TALBOT: I can tell you one other thing about that scene. That's Thora Birch, one of the girls saying that. When we first talked to Thora about it, we sort of joked that it was like her character from Ghost World, if it was 15 years later and she got a job in tech in San Francisco, if she never got off the bus, and she left in that movie. So that's sort of what she brought to it. She has the Ghost World glasses in her pocket, actually, in that scene.

NOTEBOOK: Wow, I did not notice the glasses. I love that movie!

TALBOT: It was an honor for me, because we shot that by my old high school, where I saw Ghost World as a teenager, and I fell in love with that movie. It changed my life. It was surreal. We're driving by that high school with Thora on this mini bus...very bizarre.

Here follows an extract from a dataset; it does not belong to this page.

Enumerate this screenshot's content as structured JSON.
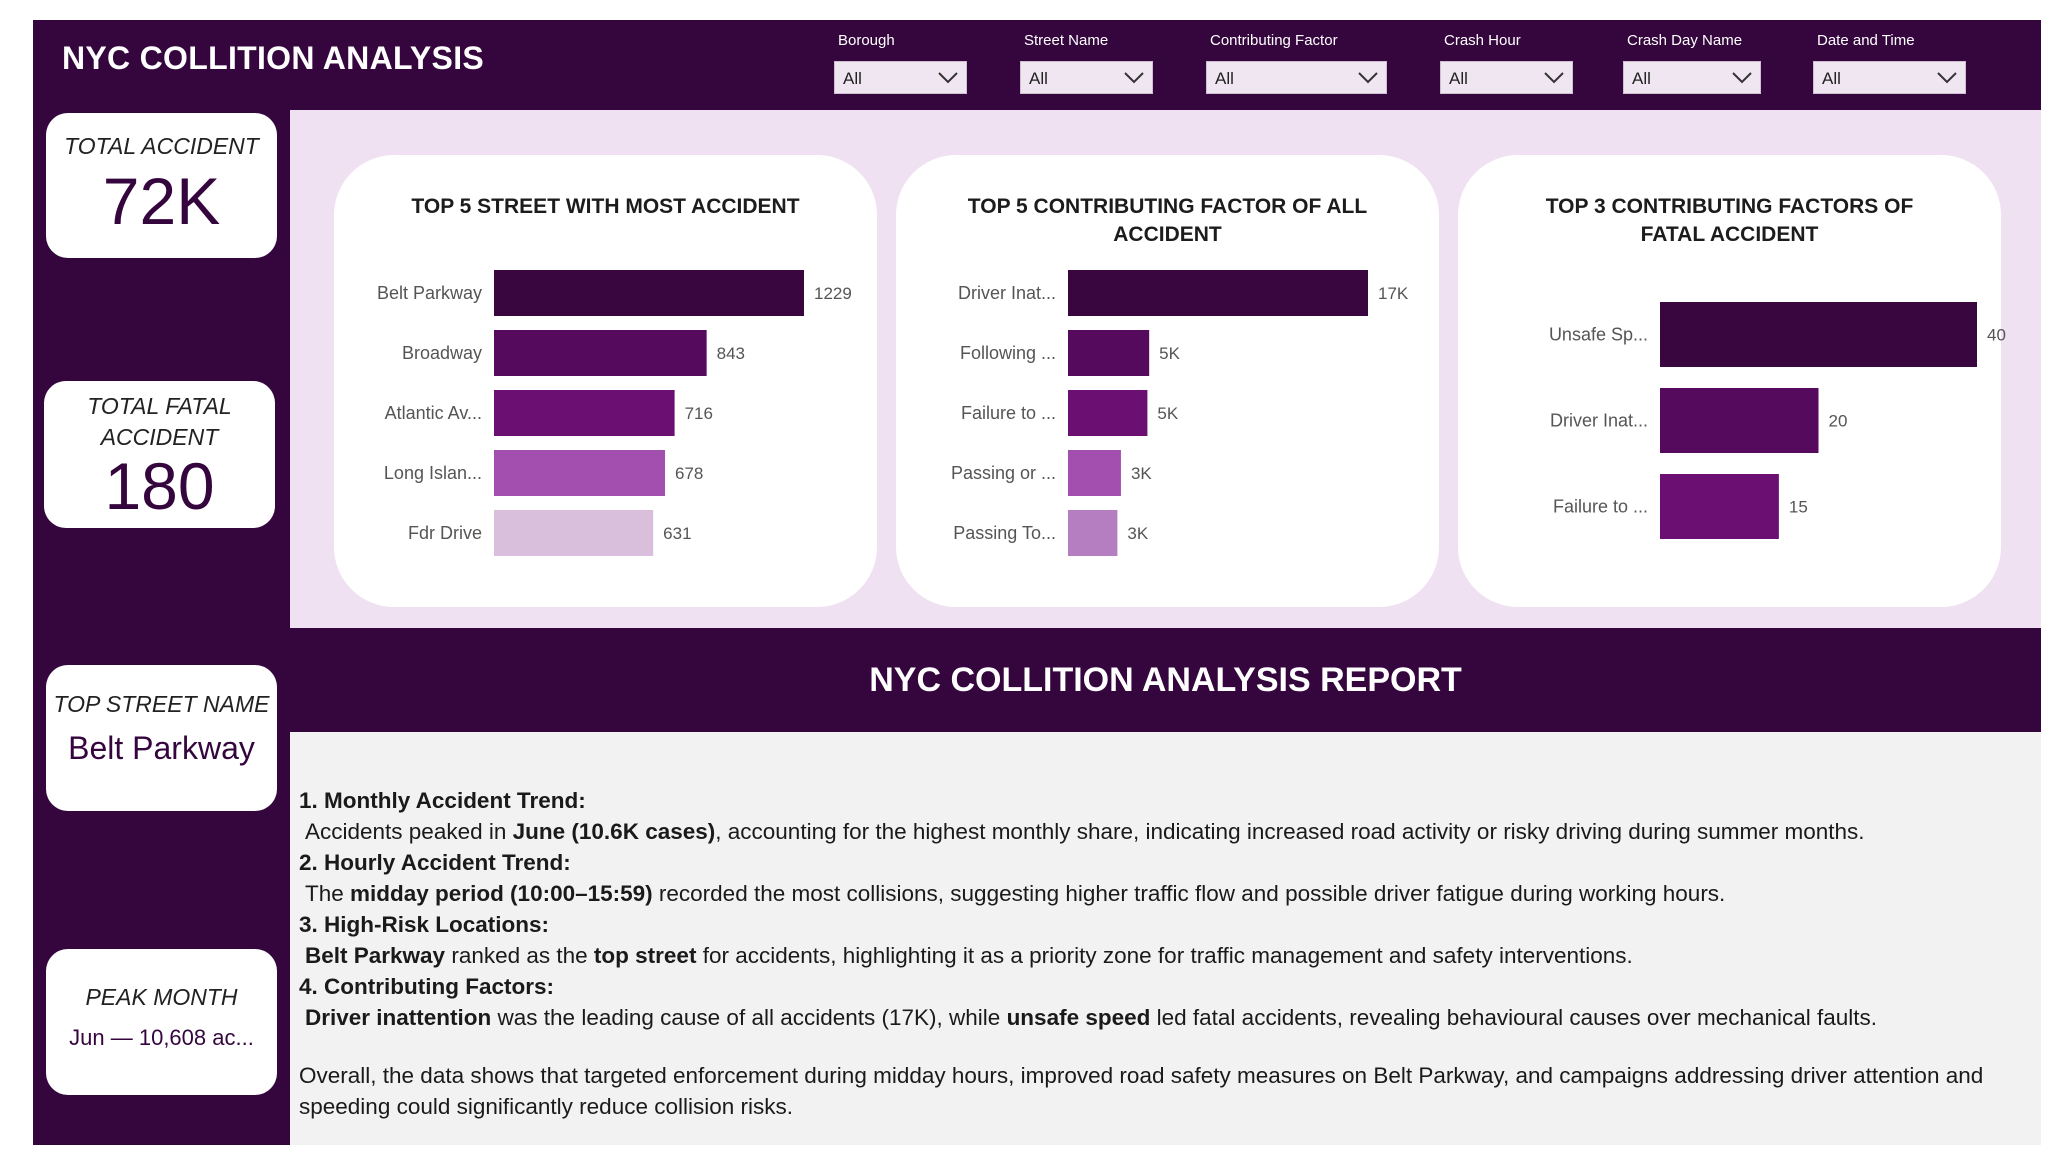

NOTEBOOK: Between Sorry to Bother You, Blindspotting, and even Fruitvale Station, there seems to be a lot of stories coming out of the Bay Area in recent years.

TALBOT: There's a long history, political history, in the Bay Area. I will say, though, those are all Oakland movies. And I think there is a real difference, even though it's so close, and even though we love our friends across the Bay, San Francisco has a very specific relation to what's happening with gentrification. The Mission, where we grew up, is ground zero for maybe the entire country for gentrification. It's like the blueprint for how to change a neighborhood, you know? With the influx of tech money, it's going to destroy the Latino neighborhood. So while there are similarities, Oakland and the East Bay have a different history and a different modern-day relationship to gentrification. We've been hit very hard. I don't want to say the hardest, but it kind of seems that way.